Ком сжал горло так, что не продохнуть. Слезы – горячие, соленые, очищающие – хлынули ручьем, смывая со щек грязь и копоть. Не стыд. Не слабость. Это была боль любви, разрывающей сердце, и гордость за ее невидимую, но ощутимую силу. В этом образе была вся его правда, вся его надежда, вся его невыносимая тоска.

"Прости... за все..." – прошептал он, и в шепоте этом была вся горечь мира. Не за смерть. За то, что оставляет ее в таком мире. За этот наказ быть меткой и сильной.

Потом он вдохнул полной грудью. Вдохнул вонь войны, дождь, страх – и выдохнул ее имя, ее образ, ее силу. Срывающийся, хриплый, но полный нечеловеческой воли крик вырвался из груди:

"ЗА РОДИНУ! ЗА... КАТЮШКУ! ВПЕРЁД-А-А-А!"

Он рванулся из укрытия, не вставая во весь рост – инстинктивно, метко, как учили. Автомат в его руках ожил, короткими, точными очередями отвечая на вражеский огонь. Грязь хлюпала под сапогами, цеплялась, пыталась удержать. Свист пуль резал воздух рядом. Взрыв поднял фонтан грязи слева. Он не смотрел. Он бежал.

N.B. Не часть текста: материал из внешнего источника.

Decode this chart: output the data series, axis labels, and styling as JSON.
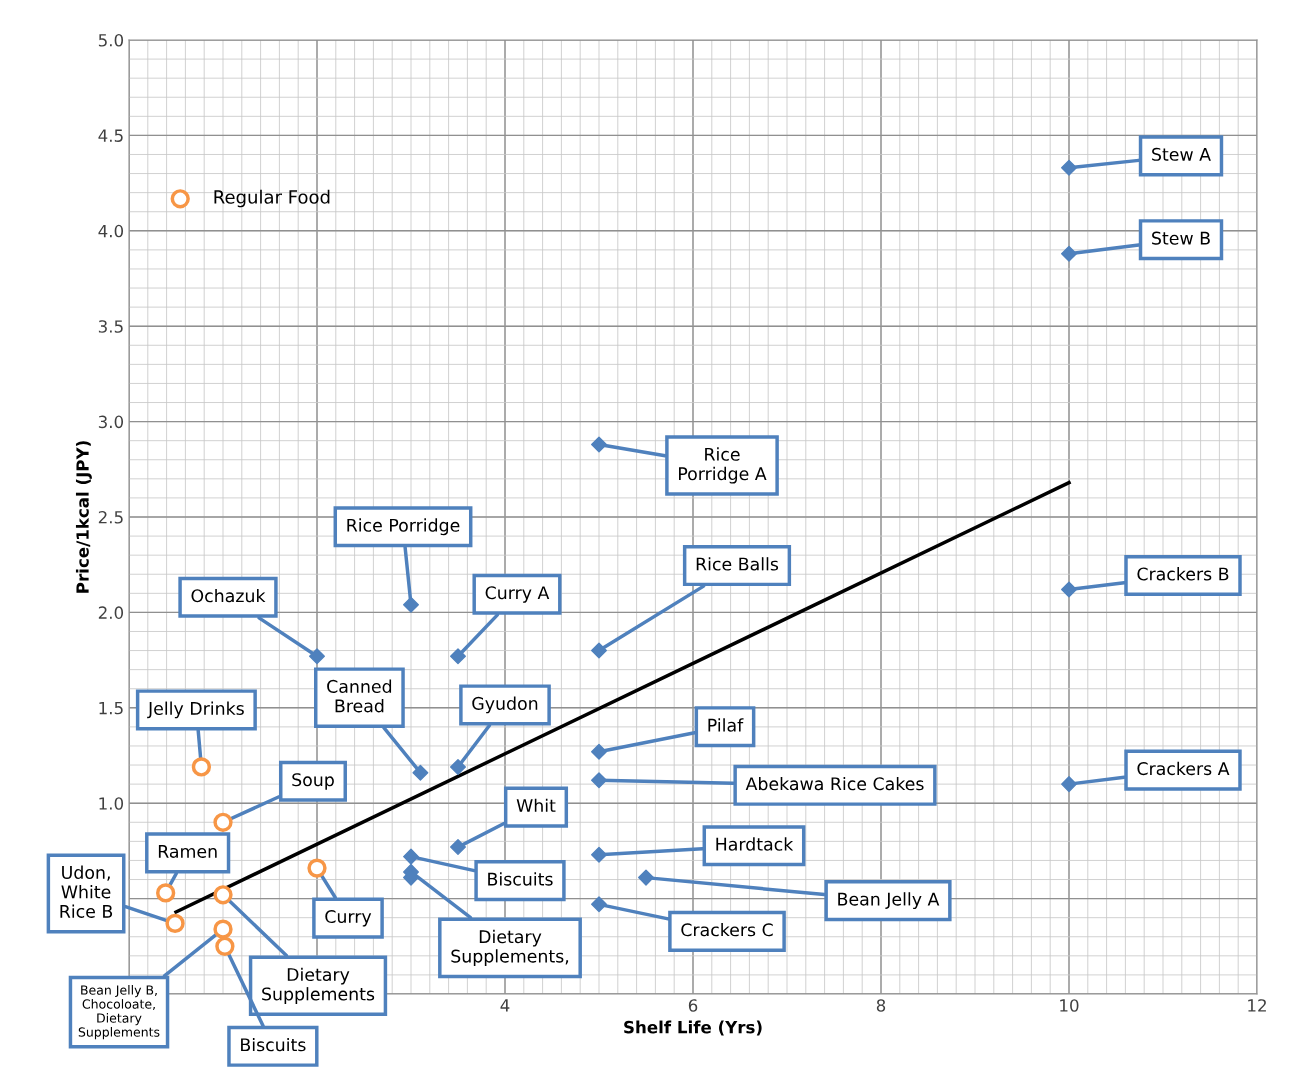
{
  "chart_data": {
    "type": "scatter",
    "xlabel": "Shelf Life (Yrs)",
    "ylabel": "Price/1kcal (JPY)",
    "xlim": [
      0,
      12
    ],
    "ylim": [
      0,
      5
    ],
    "xticks": [
      {
        "value": 0,
        "label": null
      },
      {
        "value": 2,
        "label": null
      },
      4,
      6,
      8,
      10,
      12
    ],
    "yticks": [
      {
        "value": 0,
        "label": null
      },
      {
        "value": 0.5,
        "label": null
      },
      {
        "value": 1,
        "label": "1.0"
      },
      {
        "value": 1.5,
        "label": "1.5"
      },
      {
        "value": 2,
        "label": "2.0"
      },
      {
        "value": 2.5,
        "label": "2.5"
      },
      {
        "value": 3,
        "label": "3.0"
      },
      {
        "value": 3.5,
        "label": "3.5"
      },
      {
        "value": 4,
        "label": "4.0"
      },
      {
        "value": 4.5,
        "label": "4.5"
      },
      {
        "value": 5,
        "label": "5.0"
      }
    ],
    "grid": true,
    "legend": "top left",
    "series": [
      {
        "type": "line",
        "color": "#000000",
        "marker": "none",
        "x": [
          0.5,
          10
        ],
        "values": [
          0.43,
          2.68
        ]
      },
      {
        "color": "#4f81bd",
        "marker": "diamond",
        "x": [
          10,
          10,
          10,
          10,
          5,
          3,
          3.5,
          2,
          5,
          3.1,
          3.5,
          5,
          5,
          5,
          5.5,
          5,
          3.5,
          3,
          3,
          3
        ],
        "values": [
          4.33,
          3.88,
          2.12,
          1.1,
          2.88,
          2.04,
          1.77,
          1.77,
          1.8,
          1.16,
          1.19,
          1.27,
          1.12,
          0.73,
          0.61,
          0.47,
          0.77,
          0.72,
          0.64,
          0.61
        ]
      },
      {
        "name": "Regular Food",
        "color": "#f79646",
        "marker": "circle",
        "x": [
          0.77,
          1.0,
          0.39,
          0.49,
          1.0,
          1.0,
          1.02,
          2.0
        ],
        "values": [
          1.19,
          0.9,
          0.53,
          0.37,
          0.52,
          0.34,
          0.25,
          0.66
        ]
      }
    ],
    "annotations": [
      {
        "text": "Stew A",
        "x": 10,
        "y": 4.33
      },
      {
        "text": "Stew B",
        "x": 10,
        "y": 3.88
      },
      {
        "text": "Crackers B",
        "x": 10,
        "y": 2.12
      },
      {
        "text": "Crackers A",
        "x": 10,
        "y": 1.1
      },
      {
        "text": "Rice\nPorridge A",
        "x": 5,
        "y": 2.88
      },
      {
        "text": "Rice Porridge",
        "x": 3,
        "y": 2.04
      },
      {
        "text": "Curry A",
        "x": 3.5,
        "y": 1.77
      },
      {
        "text": "Ochazuk",
        "x": 2,
        "y": 1.77
      },
      {
        "text": "Rice Balls",
        "x": 5,
        "y": 1.8
      },
      {
        "text": "Canned\nBread",
        "x": 3.1,
        "y": 1.16
      },
      {
        "text": "Gyudon",
        "x": 3.5,
        "y": 1.19
      },
      {
        "text": "Pilaf",
        "x": 5,
        "y": 1.27
      },
      {
        "text": "Abekawa Rice Cakes",
        "x": 5,
        "y": 1.12
      },
      {
        "text": "Hardtack",
        "x": 5,
        "y": 0.73
      },
      {
        "text": "Bean Jelly A",
        "x": 5.5,
        "y": 0.61
      },
      {
        "text": "Crackers C",
        "x": 5,
        "y": 0.47
      },
      {
        "text": "Whit",
        "x": 3.5,
        "y": 0.77
      },
      {
        "text": "Biscuits",
        "x": 3,
        "y": 0.72
      },
      {
        "text": "Dietary\nSupplements,",
        "x": 3,
        "y": 0.64
      },
      {
        "text": "Jelly Drinks",
        "x": 0.77,
        "y": 1.19
      },
      {
        "text": "Soup",
        "x": 1.0,
        "y": 0.9
      },
      {
        "text": "Ramen",
        "x": 0.39,
        "y": 0.53
      },
      {
        "text": "Udon,\nWhite\nRice B",
        "x": 0.49,
        "y": 0.37
      },
      {
        "text": "Dietary\nSupplements",
        "x": 1.0,
        "y": 0.52
      },
      {
        "text": "Bean Jelly B,\nChocoloate,\nDietary\nSupplements",
        "x": 1.0,
        "y": 0.34
      },
      {
        "text": "Biscuits",
        "x": 1.02,
        "y": 0.25
      },
      {
        "text": "Curry",
        "x": 2.0,
        "y": 0.66
      }
    ]
  }
}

Бежал сквозь ад, неся в сердце неистребимый образ ангела, который велел ему не ложиться и не бежать назад, а стрелять метко и идти вперед. Его последняя молитва. Его последний щит. Его вечная боль. Автомат стрелял, а по лицу солдата, смешиваясь с дождем и пороховой гарью, текли горячие, чистые слезы – слезы отца, прощающегося с миром дочери-ангела в немыслимой грязи войны.

Конверт с письмом, пропитанный потом, кровью связного (раненного при переходе, но доползшего), дождем и незримой каплей отцовской слезы, все же дойдет. И девочка Катя вырастет. Сильной. Меткой. Невзирая ни на что. Как завещал отец. Как ангел в грязи.


Эпилог

Письмо добралось. Связной дополз, истекая кровью, но сжимая конверт у сердца, как святыню. Его нашли. Конверт, пропитанный запахами – дождя, пота, земли, пороха и чего-то неумолимо медного – лег на стол в маленькой комнате, где пахло пирогами и детскими красками. Катя выросла. Сильной. Меткой. Невзирая ни на что. Она несла в себе его последний взгляд, его слезы, смешавшиеся с грязью войны, и его крик, ставший ее внутренним стержнем. Она не воевала с автоматом. Она сражалась иначе – с несправедливостью, с отчаянием, с обыденной грязью мира, используя его завет как компас: "Лучше стреляй метко". Ее точность была в словах, в поступках, в несгибаемой вере, что чистота души – не слабость, а оружие. Образ ангела, который он увидел в последний миг – не плачущего, а стойкого, с непоколебимым взглядом – стал ее сутью. Конверт с письмом она хранила всю жизнь. Не как память о войне, а как свидание с тем самым мгновением, когда любовь отца, горячая и горькая, как его слезы, пробилась сквозь адский грохот и вонь, чтобы дать ей главный наказ: Живи. Сильно. Чисто. Невзирая ни на какую грязь. И она жила. Капля его слез, застывшая во времени на пожелтевшей бумаге, была ее вечной росой, напоминающей о цене чистоты в мире, который ее отец, увы, знал слишком хорошо: "Без войны нам не жить". Она жила вопреки.